Intelligence
Reactor Technology Library
Five distinct technology bets competing for deployment
SFR
Sodium-Cooled Fast Reactor
SFRs use liquid sodium metal as coolant instead of water, operating at ~500°C. The fast neutron spectrum means these reactors can actually consume the long-lived radioactive waste from conventional reactors as fuel — a fundamentally different relationship with the nuclear fuel cycle. Russia has operated SFRs commercially for decades. The US has not operated one since the 1990s.
Can burn actinides from spent fuel — closes the nuclear fuel cycle. Breeds its own fuel.
Liquid sodium reacts violently with water and air. No existing commercial handling infrastructure in the US.
HTGR
High Temperature Gas-Cooled Reactor
HTGRs use helium gas as coolant, achieving the highest operating temperatures of any reactor type — up to 950°C. This makes them uniquely valuable for industrial applications that need high-temperature process heat: hydrogen production, steel manufacturing, chemical synthesis, desalination. The pebble bed design circulates TRISO fuel spheres continuously through the reactor, enabling online refueling. China currently operates the world's first commercial pebble bed HTGR.
Highest operating temperatures of any reactor type — enables hydrogen production and industrial decarbonization at scale.

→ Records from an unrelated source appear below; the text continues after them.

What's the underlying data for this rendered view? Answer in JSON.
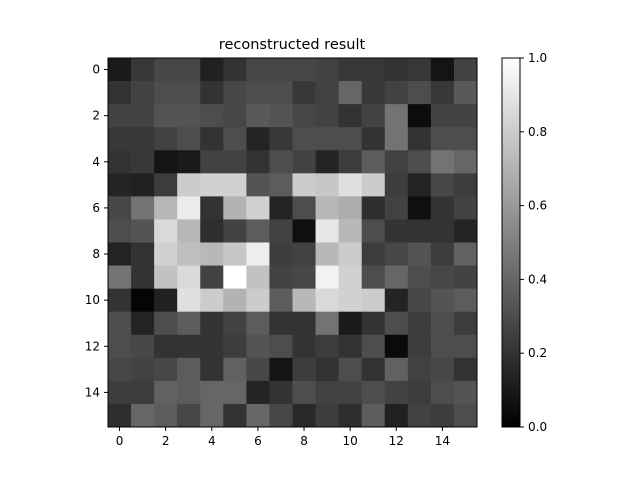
{
  "chart_data": {
    "type": "heatmap",
    "title": "reconstructed result",
    "xlabel": "",
    "ylabel": "",
    "colormap": "gray",
    "vmin": 0.0,
    "vmax": 1.0,
    "rows": 16,
    "cols": 16,
    "xlim": [
      -0.5,
      15.5
    ],
    "ylim": [
      15.5,
      -0.5
    ],
    "xticks": [
      0,
      2,
      4,
      6,
      8,
      10,
      12,
      14
    ],
    "yticks": [
      0,
      2,
      4,
      6,
      8,
      10,
      12,
      14
    ],
    "colorbar_ticks": [
      "0.0",
      "0.2",
      "0.4",
      "0.6",
      "0.8",
      "1.0"
    ],
    "colorbar_tick_values": [
      0.0,
      0.2,
      0.4,
      0.6,
      0.8,
      1.0
    ],
    "grid": false,
    "values": [
      [
        0.1,
        0.22,
        0.28,
        0.28,
        0.13,
        0.2,
        0.28,
        0.28,
        0.28,
        0.26,
        0.22,
        0.22,
        0.2,
        0.22,
        0.08,
        0.26
      ],
      [
        0.2,
        0.26,
        0.3,
        0.3,
        0.2,
        0.28,
        0.3,
        0.3,
        0.22,
        0.26,
        0.4,
        0.22,
        0.26,
        0.3,
        0.22,
        0.35
      ],
      [
        0.26,
        0.26,
        0.33,
        0.33,
        0.3,
        0.28,
        0.35,
        0.33,
        0.28,
        0.26,
        0.2,
        0.26,
        0.45,
        0.05,
        0.26,
        0.26
      ],
      [
        0.22,
        0.22,
        0.26,
        0.3,
        0.2,
        0.3,
        0.14,
        0.22,
        0.3,
        0.3,
        0.3,
        0.2,
        0.45,
        0.2,
        0.3,
        0.3
      ],
      [
        0.2,
        0.22,
        0.08,
        0.1,
        0.26,
        0.26,
        0.2,
        0.3,
        0.26,
        0.14,
        0.24,
        0.36,
        0.26,
        0.3,
        0.45,
        0.4
      ],
      [
        0.14,
        0.13,
        0.24,
        0.8,
        0.82,
        0.82,
        0.33,
        0.36,
        0.8,
        0.78,
        0.88,
        0.8,
        0.24,
        0.14,
        0.28,
        0.24
      ],
      [
        0.28,
        0.45,
        0.72,
        0.92,
        0.2,
        0.7,
        0.82,
        0.14,
        0.3,
        0.72,
        0.68,
        0.18,
        0.26,
        0.06,
        0.2,
        0.26
      ],
      [
        0.3,
        0.33,
        0.85,
        0.72,
        0.18,
        0.26,
        0.36,
        0.26,
        0.06,
        0.9,
        0.72,
        0.3,
        0.2,
        0.2,
        0.2,
        0.14
      ],
      [
        0.14,
        0.2,
        0.82,
        0.75,
        0.72,
        0.78,
        0.93,
        0.24,
        0.26,
        0.72,
        0.8,
        0.24,
        0.28,
        0.33,
        0.24,
        0.38
      ],
      [
        0.45,
        0.2,
        0.76,
        0.85,
        0.26,
        1.0,
        0.76,
        0.26,
        0.28,
        0.95,
        0.82,
        0.3,
        0.4,
        0.3,
        0.28,
        0.26
      ],
      [
        0.2,
        0.02,
        0.13,
        0.88,
        0.8,
        0.7,
        0.8,
        0.36,
        0.72,
        0.85,
        0.82,
        0.8,
        0.14,
        0.28,
        0.33,
        0.36
      ],
      [
        0.3,
        0.14,
        0.3,
        0.36,
        0.2,
        0.26,
        0.36,
        0.2,
        0.2,
        0.45,
        0.1,
        0.2,
        0.3,
        0.24,
        0.3,
        0.24
      ],
      [
        0.3,
        0.28,
        0.2,
        0.2,
        0.2,
        0.24,
        0.33,
        0.3,
        0.2,
        0.24,
        0.2,
        0.3,
        0.04,
        0.24,
        0.3,
        0.3
      ],
      [
        0.28,
        0.26,
        0.28,
        0.36,
        0.2,
        0.38,
        0.28,
        0.08,
        0.24,
        0.2,
        0.3,
        0.2,
        0.38,
        0.26,
        0.28,
        0.2
      ],
      [
        0.24,
        0.24,
        0.38,
        0.36,
        0.4,
        0.4,
        0.14,
        0.2,
        0.3,
        0.26,
        0.26,
        0.3,
        0.26,
        0.24,
        0.3,
        0.33
      ],
      [
        0.18,
        0.4,
        0.36,
        0.28,
        0.4,
        0.2,
        0.4,
        0.28,
        0.16,
        0.24,
        0.18,
        0.36,
        0.13,
        0.26,
        0.24,
        0.3
      ]
    ]
  }
}
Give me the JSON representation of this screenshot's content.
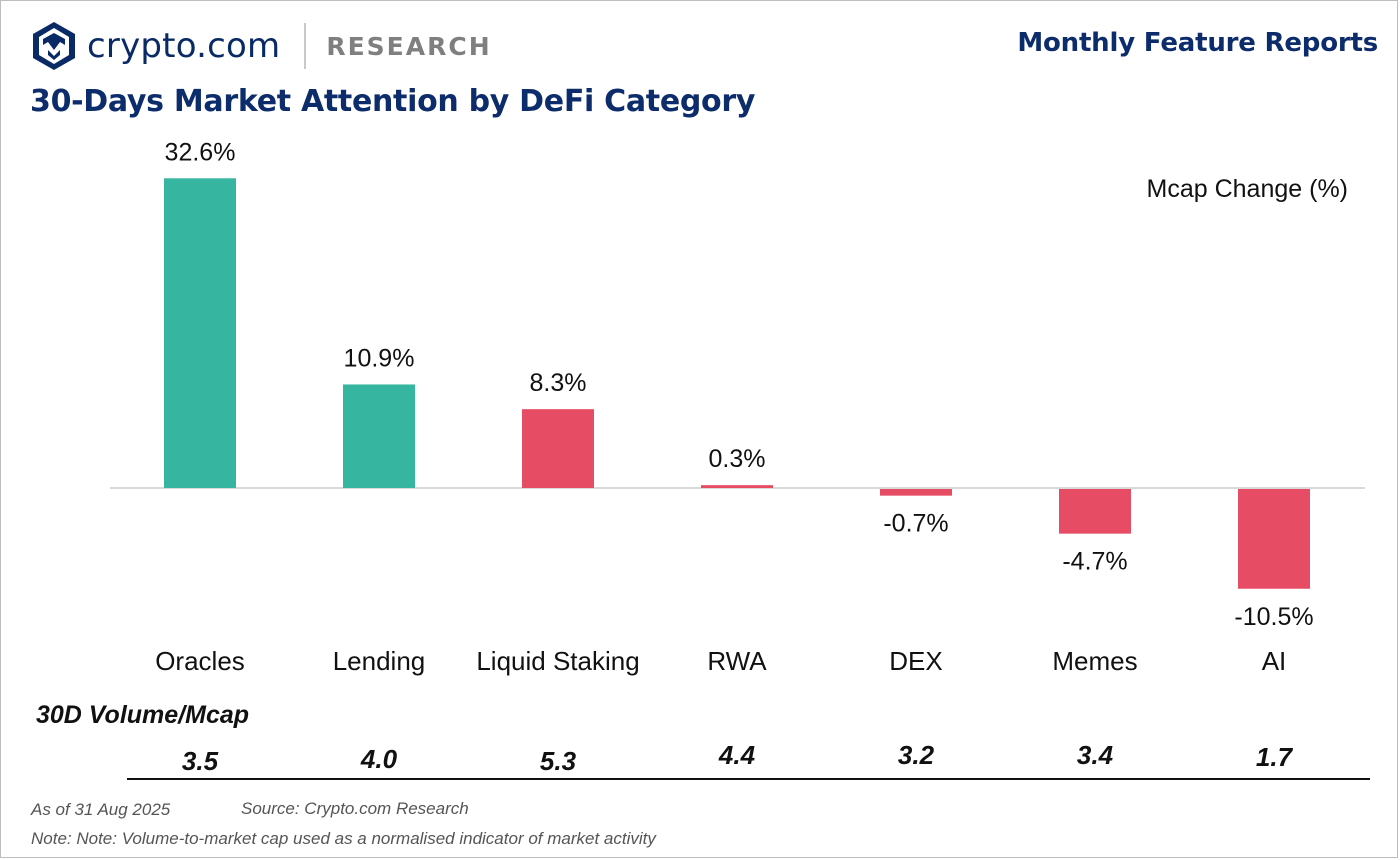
{
  "header": {
    "brand_name": "crypto.com",
    "brand_section": "RESEARCH",
    "report_title": "Monthly Feature Reports",
    "logo_icon": "crypto-com-lion-shield-icon"
  },
  "chart_data": {
    "type": "bar",
    "title": "30-Days Market Attention by DeFi Category",
    "legend_label": "Mcap Change (%)",
    "categories": [
      "Oracles",
      "Lending",
      "Liquid Staking",
      "RWA",
      "DEX",
      "Memes",
      "AI"
    ],
    "values": [
      32.6,
      10.9,
      8.3,
      0.3,
      -0.7,
      -4.7,
      -10.5
    ],
    "value_labels": [
      "32.6%",
      "10.9%",
      "8.3%",
      "0.3%",
      "-0.7%",
      "-4.7%",
      "-10.5%"
    ],
    "bar_colors": [
      "#36b5a0",
      "#36b5a0",
      "#e64c63",
      "#e64c63",
      "#e64c63",
      "#e64c63",
      "#e64c63"
    ],
    "ylim": [
      -12,
      34
    ],
    "secondary_metric": {
      "title": "30D Volume/Mcap",
      "values": [
        "3.5",
        "4.0",
        "5.3",
        "4.4",
        "3.2",
        "3.4",
        "1.7"
      ]
    }
  },
  "footer": {
    "as_of": "As of 31 Aug 2025",
    "source": "Source: Crypto.com Research",
    "note": "Note: Note: Volume-to-market cap used as a normalised indicator of market activity"
  },
  "colors": {
    "navy": "#0d2c6b",
    "teal": "#36b5a0",
    "red": "#e64c63"
  }
}
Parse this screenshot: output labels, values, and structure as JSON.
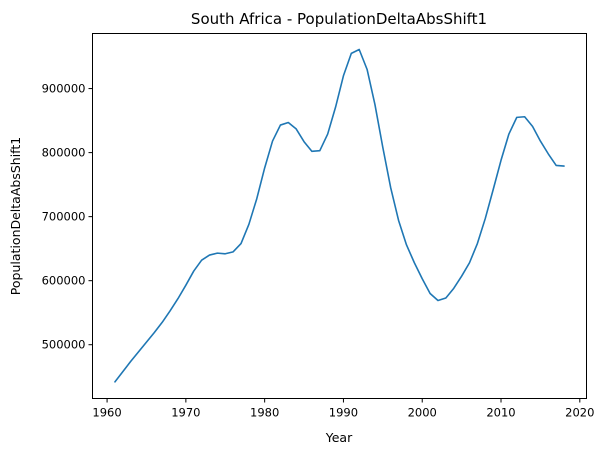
{
  "chart_data": {
    "type": "line",
    "title": "South Africa - PopulationDeltaAbsShift1",
    "xlabel": "Year",
    "ylabel": "PopulationDeltaAbsShift1",
    "xlim": [
      1958.15,
      2020.85
    ],
    "ylim": [
      416000,
      986000
    ],
    "xticks": [
      1960,
      1970,
      1980,
      1990,
      2000,
      2010,
      2020
    ],
    "xtick_labels": [
      "1960",
      "1970",
      "1980",
      "1990",
      "2000",
      "2010",
      "2020"
    ],
    "yticks": [
      500000,
      600000,
      700000,
      800000,
      900000
    ],
    "ytick_labels": [
      "500000",
      "600000",
      "700000",
      "800000",
      "900000"
    ],
    "grid": false,
    "line_color": "#1f77b4",
    "series": [
      {
        "x": [
          1961,
          1962,
          1963,
          1964,
          1965,
          1966,
          1967,
          1968,
          1969,
          1970,
          1971,
          1972,
          1973,
          1974,
          1975,
          1976,
          1977,
          1978,
          1979,
          1980,
          1981,
          1982,
          1983,
          1984,
          1985,
          1986,
          1987,
          1988,
          1989,
          1990,
          1991,
          1992,
          1993,
          1994,
          1995,
          1996,
          1997,
          1998,
          1999,
          2000,
          2001,
          2002,
          2003,
          2004,
          2005,
          2006,
          2007,
          2008,
          2009,
          2010,
          2011,
          2012,
          2013,
          2014,
          2015,
          2016,
          2017,
          2018
        ],
        "values": [
          442000,
          458000,
          474000,
          489000,
          504000,
          519000,
          535000,
          553000,
          572000,
          593000,
          615000,
          632000,
          640000,
          643000,
          642000,
          645000,
          658000,
          688000,
          728000,
          776000,
          818000,
          843000,
          847000,
          837000,
          817000,
          802000,
          803000,
          829000,
          871000,
          920000,
          955000,
          961000,
          930000,
          875000,
          808000,
          745000,
          694000,
          656000,
          628000,
          603000,
          580000,
          569000,
          573000,
          588000,
          607000,
          628000,
          658000,
          697000,
          742000,
          788000,
          829000,
          855000,
          856000,
          841000,
          818000,
          798000,
          780000,
          779000
        ]
      }
    ]
  }
}
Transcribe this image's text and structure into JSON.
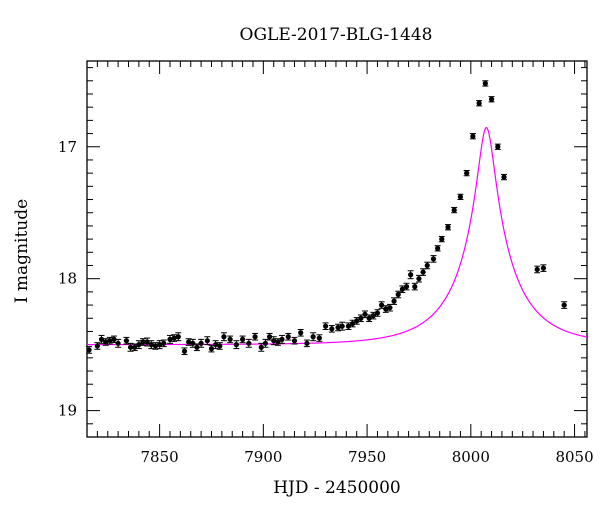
{
  "chart_data": {
    "type": "scatter",
    "title": "OGLE-2017-BLG-1448",
    "xlabel": "HJD - 2450000",
    "ylabel": "I magnitude",
    "xlim": [
      7815,
      8056
    ],
    "ylim": [
      19.2,
      16.35
    ],
    "y_inverted": true,
    "grid": false,
    "xticks": [
      7850,
      7900,
      7950,
      8000,
      8050
    ],
    "yticks": [
      17,
      18,
      19
    ],
    "point_color": "#000000",
    "model_color": "#ff00ff",
    "model": {
      "baseline_mag": 18.5,
      "t0": 8007.5,
      "tE": 29,
      "u0": 0.135,
      "blend_fraction": 0.55,
      "x_range": [
        7815,
        8056
      ]
    },
    "series": [
      {
        "x": [
          7816,
          7820,
          7822,
          7824,
          7826,
          7828,
          7830,
          7834,
          7836,
          7838,
          7840,
          7842,
          7844,
          7846,
          7848,
          7850,
          7852,
          7855,
          7857,
          7859,
          7862,
          7864,
          7866,
          7868,
          7870,
          7873,
          7875,
          7877,
          7879,
          7881,
          7884,
          7887,
          7890,
          7893,
          7896,
          7899,
          7901,
          7903,
          7905,
          7907,
          7909,
          7912,
          7915,
          7918,
          7921,
          7924,
          7927,
          7930,
          7933,
          7936,
          7938,
          7941,
          7943,
          7945,
          7947,
          7949,
          7951,
          7953,
          7955,
          7957,
          7959,
          7961,
          7963,
          7965,
          7967,
          7969,
          7971,
          7973,
          7975,
          7977,
          7979,
          7982,
          7984,
          7986,
          7989,
          7992,
          7995,
          7998,
          8001,
          8004,
          8007,
          8010,
          8013,
          8016,
          8032,
          8035,
          8045
        ],
        "y": [
          18.54,
          18.51,
          18.46,
          18.48,
          18.47,
          18.46,
          18.49,
          18.47,
          18.52,
          18.52,
          18.5,
          18.48,
          18.48,
          18.5,
          18.51,
          18.5,
          18.49,
          18.46,
          18.45,
          18.44,
          18.55,
          18.48,
          18.49,
          18.52,
          18.49,
          18.47,
          18.53,
          18.5,
          18.51,
          18.44,
          18.46,
          18.5,
          18.46,
          18.49,
          18.44,
          18.52,
          18.49,
          18.44,
          18.47,
          18.48,
          18.46,
          18.44,
          18.47,
          18.41,
          18.49,
          18.44,
          18.45,
          18.36,
          18.38,
          18.37,
          18.36,
          18.36,
          18.34,
          18.32,
          18.3,
          18.27,
          18.3,
          18.28,
          18.26,
          18.2,
          18.23,
          18.22,
          18.17,
          18.12,
          18.08,
          18.06,
          17.97,
          18.06,
          18.0,
          17.95,
          17.9,
          17.85,
          17.77,
          17.7,
          17.61,
          17.48,
          17.38,
          17.2,
          16.92,
          16.67,
          16.52,
          16.64,
          17.0,
          17.23,
          17.93,
          17.92,
          18.2
        ],
        "err": [
          0.025,
          0.025,
          0.03,
          0.025,
          0.025,
          0.025,
          0.03,
          0.025,
          0.03,
          0.025,
          0.03,
          0.025,
          0.03,
          0.03,
          0.025,
          0.03,
          0.025,
          0.03,
          0.025,
          0.03,
          0.025,
          0.025,
          0.03,
          0.025,
          0.03,
          0.03,
          0.025,
          0.03,
          0.025,
          0.03,
          0.025,
          0.03,
          0.025,
          0.03,
          0.025,
          0.03,
          0.03,
          0.025,
          0.03,
          0.025,
          0.03,
          0.025,
          0.025,
          0.025,
          0.025,
          0.03,
          0.025,
          0.025,
          0.025,
          0.025,
          0.03,
          0.025,
          0.025,
          0.025,
          0.025,
          0.025,
          0.025,
          0.025,
          0.025,
          0.025,
          0.025,
          0.025,
          0.025,
          0.025,
          0.025,
          0.025,
          0.03,
          0.025,
          0.025,
          0.025,
          0.025,
          0.025,
          0.02,
          0.02,
          0.02,
          0.02,
          0.02,
          0.02,
          0.02,
          0.02,
          0.02,
          0.02,
          0.02,
          0.02,
          0.025,
          0.025,
          0.025
        ]
      }
    ]
  }
}
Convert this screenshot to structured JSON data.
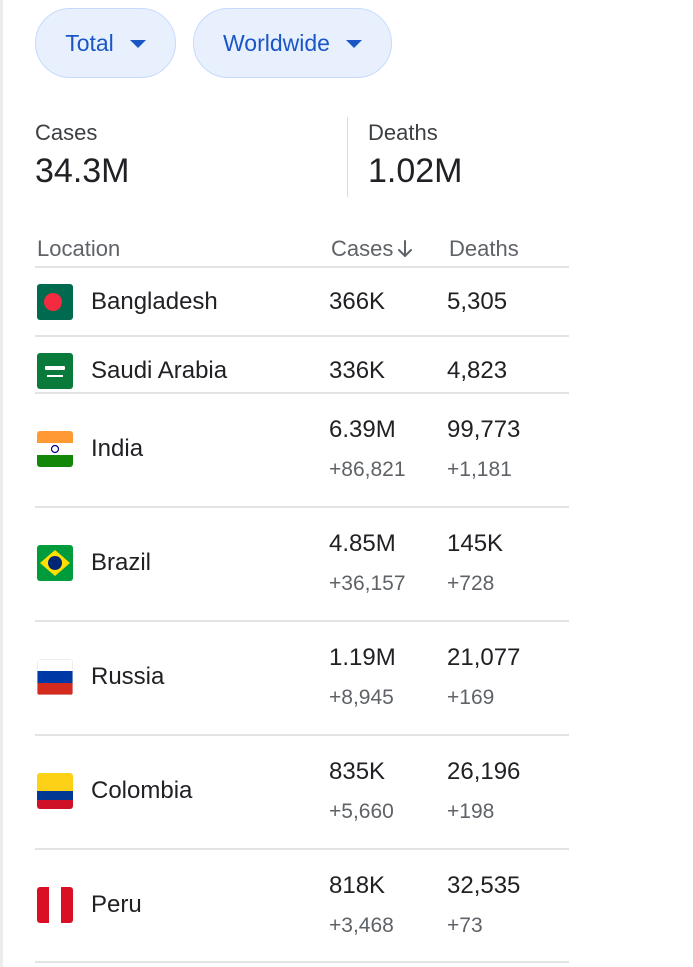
{
  "filters": {
    "metric": "Total",
    "region": "Worldwide"
  },
  "summary": {
    "cases_label": "Cases",
    "cases_value": "34.3M",
    "deaths_label": "Deaths",
    "deaths_value": "1.02M"
  },
  "table": {
    "headers": {
      "location": "Location",
      "cases": "Cases",
      "deaths": "Deaths"
    },
    "sort_icon": "arrow-down-icon",
    "rows": [
      {
        "location": "Bangladesh",
        "cases": "366K",
        "deaths": "5,305",
        "flag": "bangladesh-flag-icon"
      },
      {
        "location": "Saudi Arabia",
        "cases": "336K",
        "deaths": "4,823",
        "flag": "saudi-arabia-flag-icon"
      },
      {
        "location": "India",
        "cases": "6.39M",
        "deaths": "99,773",
        "cases_new": "+86,821",
        "deaths_new": "+1,181",
        "flag": "india-flag-icon"
      },
      {
        "location": "Brazil",
        "cases": "4.85M",
        "deaths": "145K",
        "cases_new": "+36,157",
        "deaths_new": "+728",
        "flag": "brazil-flag-icon"
      },
      {
        "location": "Russia",
        "cases": "1.19M",
        "deaths": "21,077",
        "cases_new": "+8,945",
        "deaths_new": "+169",
        "flag": "russia-flag-icon"
      },
      {
        "location": "Colombia",
        "cases": "835K",
        "deaths": "26,196",
        "cases_new": "+5,660",
        "deaths_new": "+198",
        "flag": "colombia-flag-icon"
      },
      {
        "location": "Peru",
        "cases": "818K",
        "deaths": "32,535",
        "cases_new": "+3,468",
        "deaths_new": "+73",
        "flag": "peru-flag-icon"
      }
    ]
  },
  "colors": {
    "chip_background": "#e8f0fe",
    "chip_text": "#1a56c4"
  }
}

TRISO fuel not yet at commercial scale. Helium coolant supply concentrated in Qatar — Strait of Hormuz geopolitical exposure.
FHR
Fluoride Salt-Cooled High Temperature Reactor
FHRs combine two advanced technologies: fluoride salt coolant and TRISO particle fuel. The molten salt operates at 600-700°C — hot enough to produce industrial process heat for hydrogen, steel, and chemical production. The TRISO fuel is physically incapable of melting, providing passive safety. The critical challenge: the Flibe coolant requires isotopically separated Lithium-7, which has no Western commercial supplier.
Very high operating temperatures enable industrial heat applications beyond electricity. Inherently safe TRISO fuel.
Flibe coolant requires Lithium-7 with zero Western commercial suppliers. Most acute supply chain gap in advanced nuclear.
LWR-SMR
Small Modular Light Water Reactor
LWR-SMRs apply the same proven physics as every commercial reactor built since the 1950s, scaled down to 50-300 MWe for factory fabrication and modular deployment. The core insight: build them in factories like airplanes instead of constructing them on-site like buildings. This should reduce cost and construction risk. NuScale and GE Vernova are the primary US competitors in this category, though NuScale's first project (UAMPS) was cancelled due to cost escalation.
Proven physics, established fuel supply chain, fastest regulatory path. Factory-built for cost reduction.
Least differentiated commercially — competes directly with natural gas and renewables on pure economics. Scale disadvantage vs large LWRs.
μRX
Microreactor
Microreactors are the smallest class of nuclear technology — typically 1-20 MWe, designed to be transported on a single truck, deployed without heavy construction equipment, and operated remotely with minimal staffing. They target markets that large reactors fundamentally cannot serve: Arctic research stations, military forward operating bases, remote mining operations, and increasingly, data centers requiring reliable off-grid power. Oklo's Aurora is the leading US design, followed by Radiant and Last Energy.
Deployable anywhere — remote communities, military bases, disaster response, data centers. Completely factory-built.
HALEU fuel dependency. Extremely small output limits addressable market. Unit economics unproven at commercial scale.